The biggest time waster for most people is pulling together all your medical and dental expenses. The reason: these expenses are only deductible to the extent they exceed 10% of your adjusted gross income—or 7 ½% if you were born before 1/2/1951. If you have a lot of unreimbursed expenses or your health insurance premiums are paid with “after tax” dollars rather than “pre-tax” dollars, then do spend time here. If not, move on. A similar thing applies to miscellaneous expenses such as unreimbursed job expenses, investment expenses, safe deposit box and tax preparation fees. These only increase your itemized deductions to the extent they exceed two percent of adjusted gross income.

Next we have tax credits and tax payments. Tax credits are awesome! They are better than tax deductions because they reduce your tax liability dollar for dollar and in many cases are refundable to you. Your tax preparer will calculate any tax credits coming your way. The most common are the dependent care credit, child tax credit, earned income credit and education credits. Make sure to list who provided the dependent care along with their tax IDs and include the Form 1098-T from the college your child attended. Tax payments during the year are made up of tax withholdings shown on your W-2s and some 1099s, any refund applied from your prior year’s tax return and estimated tax payments you made during the year. Provide your tax preparer with detail on when those estimated tax payments were made and the amount paid.
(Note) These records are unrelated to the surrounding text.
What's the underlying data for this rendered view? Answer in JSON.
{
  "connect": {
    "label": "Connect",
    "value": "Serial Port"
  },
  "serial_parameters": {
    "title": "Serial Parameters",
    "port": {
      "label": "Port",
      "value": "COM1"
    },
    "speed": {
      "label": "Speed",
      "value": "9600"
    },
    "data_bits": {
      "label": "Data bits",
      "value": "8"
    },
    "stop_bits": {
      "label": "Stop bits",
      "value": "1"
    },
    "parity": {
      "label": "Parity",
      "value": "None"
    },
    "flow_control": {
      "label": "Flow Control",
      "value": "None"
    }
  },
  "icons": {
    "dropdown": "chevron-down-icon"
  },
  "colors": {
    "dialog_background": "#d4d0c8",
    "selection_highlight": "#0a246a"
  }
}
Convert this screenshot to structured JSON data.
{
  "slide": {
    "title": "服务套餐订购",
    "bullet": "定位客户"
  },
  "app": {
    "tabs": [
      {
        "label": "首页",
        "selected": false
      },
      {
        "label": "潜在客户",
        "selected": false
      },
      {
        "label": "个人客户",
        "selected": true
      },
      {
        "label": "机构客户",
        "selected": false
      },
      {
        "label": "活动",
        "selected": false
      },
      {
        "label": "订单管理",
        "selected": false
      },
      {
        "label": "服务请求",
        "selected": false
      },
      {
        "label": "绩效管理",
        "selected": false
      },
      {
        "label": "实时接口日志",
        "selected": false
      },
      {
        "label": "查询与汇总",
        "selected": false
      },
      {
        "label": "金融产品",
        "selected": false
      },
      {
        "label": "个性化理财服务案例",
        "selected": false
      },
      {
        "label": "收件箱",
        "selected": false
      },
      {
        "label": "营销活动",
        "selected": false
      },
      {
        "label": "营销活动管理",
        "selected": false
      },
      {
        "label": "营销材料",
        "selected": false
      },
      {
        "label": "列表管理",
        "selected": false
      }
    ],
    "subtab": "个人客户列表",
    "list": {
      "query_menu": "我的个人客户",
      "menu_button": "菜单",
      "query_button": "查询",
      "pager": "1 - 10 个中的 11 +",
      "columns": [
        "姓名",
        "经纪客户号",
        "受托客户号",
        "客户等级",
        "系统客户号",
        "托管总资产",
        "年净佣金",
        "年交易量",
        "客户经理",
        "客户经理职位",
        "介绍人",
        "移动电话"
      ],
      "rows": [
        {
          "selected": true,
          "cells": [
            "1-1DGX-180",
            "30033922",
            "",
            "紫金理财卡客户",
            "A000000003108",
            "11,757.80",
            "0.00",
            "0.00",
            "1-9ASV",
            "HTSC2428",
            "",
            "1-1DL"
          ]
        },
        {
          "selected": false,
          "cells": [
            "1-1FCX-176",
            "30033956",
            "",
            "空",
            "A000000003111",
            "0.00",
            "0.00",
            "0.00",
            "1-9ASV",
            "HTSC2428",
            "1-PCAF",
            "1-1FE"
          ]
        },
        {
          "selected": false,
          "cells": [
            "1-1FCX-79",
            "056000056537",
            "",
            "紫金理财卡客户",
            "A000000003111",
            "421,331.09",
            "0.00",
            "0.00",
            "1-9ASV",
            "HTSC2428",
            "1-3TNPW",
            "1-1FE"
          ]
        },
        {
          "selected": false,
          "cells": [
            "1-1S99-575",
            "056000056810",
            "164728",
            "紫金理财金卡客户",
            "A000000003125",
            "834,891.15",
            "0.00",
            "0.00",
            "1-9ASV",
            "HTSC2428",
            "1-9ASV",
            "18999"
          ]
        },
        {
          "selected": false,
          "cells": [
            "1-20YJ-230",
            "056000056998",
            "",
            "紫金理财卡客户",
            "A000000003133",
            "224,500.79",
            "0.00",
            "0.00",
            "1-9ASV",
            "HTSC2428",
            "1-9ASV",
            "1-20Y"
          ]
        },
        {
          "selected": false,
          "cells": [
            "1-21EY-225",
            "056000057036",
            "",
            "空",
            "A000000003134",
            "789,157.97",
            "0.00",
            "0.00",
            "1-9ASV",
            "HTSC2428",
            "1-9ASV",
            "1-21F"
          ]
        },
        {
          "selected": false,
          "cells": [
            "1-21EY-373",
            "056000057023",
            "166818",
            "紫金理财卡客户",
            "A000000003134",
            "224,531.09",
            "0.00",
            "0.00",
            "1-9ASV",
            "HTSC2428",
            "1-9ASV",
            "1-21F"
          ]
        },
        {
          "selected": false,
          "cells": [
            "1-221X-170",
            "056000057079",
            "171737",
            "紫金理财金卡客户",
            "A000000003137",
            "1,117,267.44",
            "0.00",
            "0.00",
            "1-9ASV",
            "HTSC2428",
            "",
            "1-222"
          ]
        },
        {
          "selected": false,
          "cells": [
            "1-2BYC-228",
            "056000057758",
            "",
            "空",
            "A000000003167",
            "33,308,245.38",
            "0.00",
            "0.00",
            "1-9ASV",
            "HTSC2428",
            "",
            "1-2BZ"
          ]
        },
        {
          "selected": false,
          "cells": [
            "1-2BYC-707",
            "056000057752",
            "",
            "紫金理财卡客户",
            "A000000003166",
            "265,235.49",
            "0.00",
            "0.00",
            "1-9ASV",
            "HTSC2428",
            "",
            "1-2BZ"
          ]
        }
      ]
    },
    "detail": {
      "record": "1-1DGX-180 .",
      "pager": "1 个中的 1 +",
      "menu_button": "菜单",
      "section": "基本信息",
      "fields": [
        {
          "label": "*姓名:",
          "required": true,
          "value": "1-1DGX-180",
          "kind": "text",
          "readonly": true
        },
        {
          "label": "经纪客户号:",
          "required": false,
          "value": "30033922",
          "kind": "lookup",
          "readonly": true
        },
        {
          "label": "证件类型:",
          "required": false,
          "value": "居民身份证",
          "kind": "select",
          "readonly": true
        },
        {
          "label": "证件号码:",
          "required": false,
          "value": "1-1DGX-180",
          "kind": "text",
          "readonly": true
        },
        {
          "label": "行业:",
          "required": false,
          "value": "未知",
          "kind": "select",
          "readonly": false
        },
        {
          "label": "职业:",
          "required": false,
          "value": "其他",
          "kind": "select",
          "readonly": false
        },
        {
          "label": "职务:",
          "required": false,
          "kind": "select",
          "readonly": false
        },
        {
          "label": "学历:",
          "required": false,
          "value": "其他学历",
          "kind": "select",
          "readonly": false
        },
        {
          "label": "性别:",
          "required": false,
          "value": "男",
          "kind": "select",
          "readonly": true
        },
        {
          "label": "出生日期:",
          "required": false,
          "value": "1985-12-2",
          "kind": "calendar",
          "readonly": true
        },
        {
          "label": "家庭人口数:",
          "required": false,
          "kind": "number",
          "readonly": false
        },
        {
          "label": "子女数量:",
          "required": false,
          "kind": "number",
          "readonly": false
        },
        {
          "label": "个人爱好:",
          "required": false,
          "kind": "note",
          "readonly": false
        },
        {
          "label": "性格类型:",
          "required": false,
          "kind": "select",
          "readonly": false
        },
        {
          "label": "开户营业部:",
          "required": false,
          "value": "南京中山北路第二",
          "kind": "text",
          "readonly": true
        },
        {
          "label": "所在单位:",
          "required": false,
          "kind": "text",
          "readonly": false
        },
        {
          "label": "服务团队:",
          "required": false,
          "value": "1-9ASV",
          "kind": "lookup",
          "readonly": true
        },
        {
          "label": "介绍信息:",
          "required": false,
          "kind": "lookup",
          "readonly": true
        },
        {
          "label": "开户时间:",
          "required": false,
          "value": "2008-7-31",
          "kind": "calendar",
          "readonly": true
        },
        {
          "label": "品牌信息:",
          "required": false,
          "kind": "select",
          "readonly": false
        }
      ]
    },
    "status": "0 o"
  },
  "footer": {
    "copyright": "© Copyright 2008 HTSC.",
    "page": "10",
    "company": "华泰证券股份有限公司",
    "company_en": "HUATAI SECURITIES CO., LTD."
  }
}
We are almost done! If your marital or family status changed during the year then discuss this with your tax advisor. It may affect your filing status, standard deduction and number of exemptions claimed to arrive at taxable income. If you are switching tax firms this tax season, do provide your new tax preparer with copies of previous year’s income tax returns.

Being organized for your visit to your tax advisor will yield more than a properly prepared tax return, it will help your tax professional to be better able to advise you for the year ahead and save you from missed deductions, an incomplete tax return and tax notice “love letters” from the IRS. A properly prepared tax return is the foundation for all financial planning. Much success!